Valsartan Lawsuits: What You Need to Know
Ryan Bradley | April 5, 2022 | Product Liability
Valsartan is a common medication used to treat high blood pressure. Doctors also prescribe it to prevent stroke and kidney malfunction. The drug accomplishes these goals by blocking the hormone angiotensin. This hormone causes the blood vessels to contract, increasing blood pressure.
In 2018, the U.S. Food and Drug Administration (FDA) worked with several drug manufacturers to announce a voluntary recall of some drugs containing Valsartan. The FDA had investigated claims that Valsartan-containing drugs were contaminated with a carcinogen called N-nitrosodimethylamine (NDMA).
As a result of this contamination, injured patients have filed lawsuits against the manufacturers of Valsartan products. Here are some facts you need to know about the Valsartan lawsuits.
What Is Valsartan?
Valsartan is the generic name for Diovan, Losartan, and Irbesartan. Valsartan is an angiotensin II receptor blocker. This means that the drug prevents your body from taking up angiotensin hormones released into your blood. The angiotensin hormones still get released, but your blood vessels don’t contract in response.
As a result, Valsartan prevents your blood pressure from elevating. Doctors have been prescribing Valsartan since the 1990s to improve survival after a heart attack and treat congenital heart failure.
What Is NDMA?
NDMA is a chemical compound that does not belong in Valsartan. In other words, Valsartan does not contain NDMA. Instead, NDMA gets introduced into Valsartan during the manufacturing process.
NDMA occurs naturally in:
- Cleaning products
Scientists classify NDMA as a group 2A carcinogen because the evidence shows that it probably causes cancer in high doses.
How Did NDMA Get into Valsartan?
After NDMA was found in Valsartan, scientists scrambled to determine where it came from. Did it contaminate one of the ingredients used to manufacture the drug? Was it introduced during the packaging? Did it inherently appear as Valsartan decomposed?
Oddly, all these theories were wrong. Valsartan doesn’t contain any of the elements of NDMA in its chemical structure. So the NDMA could not come from the ingredients of Valsartan. It could also not appear as a byproduct as Valsartan decomposes.
Instead, researchers found that the process used to manufacture Valsartan changed around the same time tests revealed NDMA. To make Valsartan, you need to synthesize a tetrazole ring, then break it down using a solvent.
A new manufacturing process began right before NDMA appeared in Valsartan. It used sodium azide to form the tetrazole ring. It then used the solvent dimethylformamide to break the ring. After the process ended, the manufacturer used sodium nitrite to remove any leftover sodium azide.
The solvent dimethylformamide breaks down into DMA, and the sodium nitrite contributes N. As a result, all of the components to make NDMA were introduced during the new manufacturing process. Scientists suspect that the new manufacturing process leaves residues in the equipment and on the pills that combine to form NDMA.
Injured patients began filing lawsuits almost immediately after the recall. The primary party to the litigation is Zhejiang Huahai Pharmaceuticals, the manufacturer that created and used the new process to make Valsartan.
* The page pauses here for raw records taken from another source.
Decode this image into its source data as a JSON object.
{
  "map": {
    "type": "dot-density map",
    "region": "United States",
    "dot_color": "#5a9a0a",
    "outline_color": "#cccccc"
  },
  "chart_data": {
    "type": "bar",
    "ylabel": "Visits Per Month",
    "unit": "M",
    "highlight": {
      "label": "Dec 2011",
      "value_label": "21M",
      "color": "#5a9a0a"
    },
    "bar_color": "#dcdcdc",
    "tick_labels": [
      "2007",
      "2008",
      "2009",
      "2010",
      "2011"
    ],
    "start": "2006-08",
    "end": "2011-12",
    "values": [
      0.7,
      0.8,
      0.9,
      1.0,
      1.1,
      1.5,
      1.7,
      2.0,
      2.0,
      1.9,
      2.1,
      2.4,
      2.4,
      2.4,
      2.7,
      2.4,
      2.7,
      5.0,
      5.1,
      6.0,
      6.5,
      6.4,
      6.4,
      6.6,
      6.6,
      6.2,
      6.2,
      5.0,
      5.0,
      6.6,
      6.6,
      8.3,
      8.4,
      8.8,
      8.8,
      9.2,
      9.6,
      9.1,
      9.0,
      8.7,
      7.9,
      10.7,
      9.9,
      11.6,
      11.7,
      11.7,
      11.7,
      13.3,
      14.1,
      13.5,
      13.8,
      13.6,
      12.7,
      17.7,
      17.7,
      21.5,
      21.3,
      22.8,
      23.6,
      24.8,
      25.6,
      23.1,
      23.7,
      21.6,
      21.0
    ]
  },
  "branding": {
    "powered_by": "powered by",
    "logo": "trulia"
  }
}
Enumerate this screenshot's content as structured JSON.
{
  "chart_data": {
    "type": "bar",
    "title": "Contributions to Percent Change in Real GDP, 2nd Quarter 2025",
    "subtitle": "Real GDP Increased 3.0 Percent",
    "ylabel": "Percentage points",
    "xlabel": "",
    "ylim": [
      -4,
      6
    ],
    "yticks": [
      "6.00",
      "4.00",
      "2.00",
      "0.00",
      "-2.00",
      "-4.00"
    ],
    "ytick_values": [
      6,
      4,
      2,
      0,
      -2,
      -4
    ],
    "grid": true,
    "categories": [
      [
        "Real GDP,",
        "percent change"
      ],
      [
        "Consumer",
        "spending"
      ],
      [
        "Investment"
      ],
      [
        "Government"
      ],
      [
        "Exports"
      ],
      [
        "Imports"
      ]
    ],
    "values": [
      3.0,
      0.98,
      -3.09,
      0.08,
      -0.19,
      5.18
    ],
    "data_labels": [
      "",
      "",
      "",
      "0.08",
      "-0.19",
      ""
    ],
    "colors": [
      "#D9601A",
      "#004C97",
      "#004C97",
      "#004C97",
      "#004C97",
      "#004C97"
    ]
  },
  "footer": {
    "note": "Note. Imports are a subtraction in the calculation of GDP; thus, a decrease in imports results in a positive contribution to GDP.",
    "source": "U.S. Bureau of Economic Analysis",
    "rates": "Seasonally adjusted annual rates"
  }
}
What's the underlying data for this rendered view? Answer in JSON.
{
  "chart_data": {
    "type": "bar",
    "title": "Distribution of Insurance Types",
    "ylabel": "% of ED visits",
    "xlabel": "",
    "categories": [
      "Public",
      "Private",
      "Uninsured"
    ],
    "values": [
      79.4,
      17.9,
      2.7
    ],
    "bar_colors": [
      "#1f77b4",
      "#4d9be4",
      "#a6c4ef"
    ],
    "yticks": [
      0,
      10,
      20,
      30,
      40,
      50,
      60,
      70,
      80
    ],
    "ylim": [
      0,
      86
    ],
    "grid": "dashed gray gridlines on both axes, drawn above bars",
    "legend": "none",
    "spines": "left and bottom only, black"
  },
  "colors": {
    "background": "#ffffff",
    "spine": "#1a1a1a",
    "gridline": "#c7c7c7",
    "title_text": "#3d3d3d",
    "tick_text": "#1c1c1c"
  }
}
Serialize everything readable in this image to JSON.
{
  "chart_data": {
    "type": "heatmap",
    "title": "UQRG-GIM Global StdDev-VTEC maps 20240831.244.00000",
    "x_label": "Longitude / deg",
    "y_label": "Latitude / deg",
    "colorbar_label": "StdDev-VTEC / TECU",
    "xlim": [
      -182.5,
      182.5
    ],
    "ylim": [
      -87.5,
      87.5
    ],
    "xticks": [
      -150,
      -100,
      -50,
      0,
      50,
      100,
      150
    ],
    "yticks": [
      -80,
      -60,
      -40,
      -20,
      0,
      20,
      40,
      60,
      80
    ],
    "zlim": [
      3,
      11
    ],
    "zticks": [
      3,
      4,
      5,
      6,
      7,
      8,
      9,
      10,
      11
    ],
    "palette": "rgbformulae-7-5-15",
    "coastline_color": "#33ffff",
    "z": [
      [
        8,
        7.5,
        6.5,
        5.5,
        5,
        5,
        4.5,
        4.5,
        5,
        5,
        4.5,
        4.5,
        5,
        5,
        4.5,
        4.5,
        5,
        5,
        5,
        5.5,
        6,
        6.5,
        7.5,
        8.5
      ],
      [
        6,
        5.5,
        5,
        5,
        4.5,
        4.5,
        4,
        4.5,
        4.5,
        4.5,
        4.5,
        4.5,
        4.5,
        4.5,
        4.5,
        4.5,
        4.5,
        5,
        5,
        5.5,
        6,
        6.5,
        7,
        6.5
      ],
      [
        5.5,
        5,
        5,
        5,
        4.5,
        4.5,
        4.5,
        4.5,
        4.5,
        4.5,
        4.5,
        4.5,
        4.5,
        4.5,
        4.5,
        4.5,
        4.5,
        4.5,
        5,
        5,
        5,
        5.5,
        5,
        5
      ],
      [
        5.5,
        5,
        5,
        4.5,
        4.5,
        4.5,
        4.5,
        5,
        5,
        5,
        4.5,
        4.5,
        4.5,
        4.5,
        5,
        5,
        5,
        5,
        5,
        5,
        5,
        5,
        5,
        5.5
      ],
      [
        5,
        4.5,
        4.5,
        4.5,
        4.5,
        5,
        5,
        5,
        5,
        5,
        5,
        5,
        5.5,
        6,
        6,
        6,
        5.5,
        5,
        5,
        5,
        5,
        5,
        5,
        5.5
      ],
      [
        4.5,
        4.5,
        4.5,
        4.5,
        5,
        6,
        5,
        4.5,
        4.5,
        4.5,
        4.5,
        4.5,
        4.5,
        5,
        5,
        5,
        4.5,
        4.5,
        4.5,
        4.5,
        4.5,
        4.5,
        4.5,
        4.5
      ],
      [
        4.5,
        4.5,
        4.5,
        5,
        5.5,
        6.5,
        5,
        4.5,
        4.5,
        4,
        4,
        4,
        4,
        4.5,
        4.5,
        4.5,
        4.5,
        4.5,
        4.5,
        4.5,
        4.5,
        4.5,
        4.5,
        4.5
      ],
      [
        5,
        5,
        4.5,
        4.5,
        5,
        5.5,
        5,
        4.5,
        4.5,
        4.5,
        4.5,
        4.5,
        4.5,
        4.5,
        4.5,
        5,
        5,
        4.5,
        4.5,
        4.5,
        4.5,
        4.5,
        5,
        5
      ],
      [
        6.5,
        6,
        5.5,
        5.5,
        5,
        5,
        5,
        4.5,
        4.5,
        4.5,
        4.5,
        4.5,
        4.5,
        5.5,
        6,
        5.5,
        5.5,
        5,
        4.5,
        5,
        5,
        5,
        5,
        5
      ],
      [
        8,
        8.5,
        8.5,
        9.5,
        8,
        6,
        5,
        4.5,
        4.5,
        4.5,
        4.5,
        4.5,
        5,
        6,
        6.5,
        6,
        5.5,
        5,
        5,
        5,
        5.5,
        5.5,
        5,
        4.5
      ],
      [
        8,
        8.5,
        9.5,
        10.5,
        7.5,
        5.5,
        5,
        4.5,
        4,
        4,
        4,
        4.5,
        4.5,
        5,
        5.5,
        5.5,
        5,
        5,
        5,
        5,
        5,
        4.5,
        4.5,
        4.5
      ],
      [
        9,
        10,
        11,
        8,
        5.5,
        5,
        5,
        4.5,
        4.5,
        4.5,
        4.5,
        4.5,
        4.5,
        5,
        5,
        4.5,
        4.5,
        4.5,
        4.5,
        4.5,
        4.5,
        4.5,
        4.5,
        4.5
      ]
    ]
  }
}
Other parties to the litigation include the distributors and retailers that sold the drug in the U.S.
Because of the number of cases and the similarities in the issues they raised, the U.S. Judicial Panel on Multidistrict Litigation consolidated all of the cases. By doing so, the parties can litigate the case more efficiently. These cases allege product liability, negligence, and other claims against the manufacturer, distributors, and retailers. None of these cases has made it past the pre-trial stages. Thus, there are no judgments or settlements that might predict what will come of the cases.